Album of the day: Robert Fripp, "Exposure"

Album of the day: Robert Fripp, “Exposure”

Robert Fripp
Exposure (2 CDs DGM 0601)

There are records which, in addition to being perfectly accomplished works of art in themselves, contain within them the spirit of an entire era and point the compass towards the years to come with prophetic intuition; let's think of works like “Hot Rats” by Frank Zappa, “Revolver” by the Beatles, “Electric Ladyland” by Jimi Hendrix, “Bitches Brew” by Miles Davis, just to name a few titles. This album, although certainly not having had the commercial resonance of the aforementioned titles, belongs to the same narrow category and over the years has proven to be an essential point of reference for anyone who wants to understand the developments of contemporary rock.
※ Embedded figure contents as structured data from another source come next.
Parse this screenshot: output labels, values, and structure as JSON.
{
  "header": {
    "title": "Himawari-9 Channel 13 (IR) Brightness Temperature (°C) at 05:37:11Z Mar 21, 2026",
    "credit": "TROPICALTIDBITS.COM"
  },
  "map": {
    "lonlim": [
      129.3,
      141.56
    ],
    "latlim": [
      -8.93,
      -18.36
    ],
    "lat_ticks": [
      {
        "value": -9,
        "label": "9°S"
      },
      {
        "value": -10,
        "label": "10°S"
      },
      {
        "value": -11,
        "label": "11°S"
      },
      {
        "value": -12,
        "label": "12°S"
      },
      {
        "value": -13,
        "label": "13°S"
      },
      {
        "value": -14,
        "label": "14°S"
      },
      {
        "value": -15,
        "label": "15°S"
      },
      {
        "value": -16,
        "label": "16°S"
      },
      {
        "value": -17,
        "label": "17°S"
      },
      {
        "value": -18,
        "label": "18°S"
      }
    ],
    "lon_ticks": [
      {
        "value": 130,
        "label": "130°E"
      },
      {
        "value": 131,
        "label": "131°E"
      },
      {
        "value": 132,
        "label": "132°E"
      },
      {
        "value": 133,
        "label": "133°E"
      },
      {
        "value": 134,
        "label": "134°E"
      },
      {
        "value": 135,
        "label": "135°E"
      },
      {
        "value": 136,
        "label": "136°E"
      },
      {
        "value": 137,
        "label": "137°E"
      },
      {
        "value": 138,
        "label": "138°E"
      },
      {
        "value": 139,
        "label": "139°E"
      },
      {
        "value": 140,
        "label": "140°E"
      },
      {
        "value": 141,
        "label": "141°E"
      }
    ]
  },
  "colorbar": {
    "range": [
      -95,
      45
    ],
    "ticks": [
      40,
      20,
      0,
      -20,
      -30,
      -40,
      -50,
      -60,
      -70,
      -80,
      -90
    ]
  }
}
The first solo album by Robert Fripp, the famous guitarist and leader of King Crimson, “Exposure” (1978) had a very troubled gestation due to misunderstandings with the world of the record business.
Initially almost the entire album had been made with the singer Daryl Hall (in those years king of the charts with the pop/soul duo Hall&Oates) with whom Fripp had also made the album “Sacred Songs”, but when Hall's manager heard the album Complete was horrified and forbade its publication considering it a certain commercial failure; Fripp was then forced to replace several tracks with other singers, including Peter Hammill and the Roches vocal group.

The album contains many facets of Fripp's complex personality, from the rock'n'roll of “You Burn Me up I'm a Cigarette”
to the obsessive funk of “Exposure”, from the electronic experiments of
two “Water Music” to the schizoid scream of “Desangaged”. A veritable parade of superstars have gathered to help him: Brian
Eno, Phil Collins, Narada Michael Walden, Tony Levin, Barry Andrews, Peter Gabriel (who records on piano for the occasion
the most beautiful existing version of his “Here Comes the Flood”).

There is an air of total experimentation, free from the constraints of commercial concerns. Many of these sounds were subsequently copied, trivialized and exported to the English charts of subsequent years but here they remain intact in
time their provocative and stimulating charge.

This recent edition offers us both versions of the album (with five unreleased songs sung by Hall); Fripp himself remastered the sound with impressive results in terms of depth and dynamics.

Carlo Boccadoro, composer and conductor, was born in Macerata in 1963. He lives and works in Milan. He collaborates with soloists and orchestras in different parts of the world. He is the author of numerous books on musical topics.

This text is taken from “Lunario della musica: A record for every day of the year” published by Einaudi, courtesy of the author and the publisher.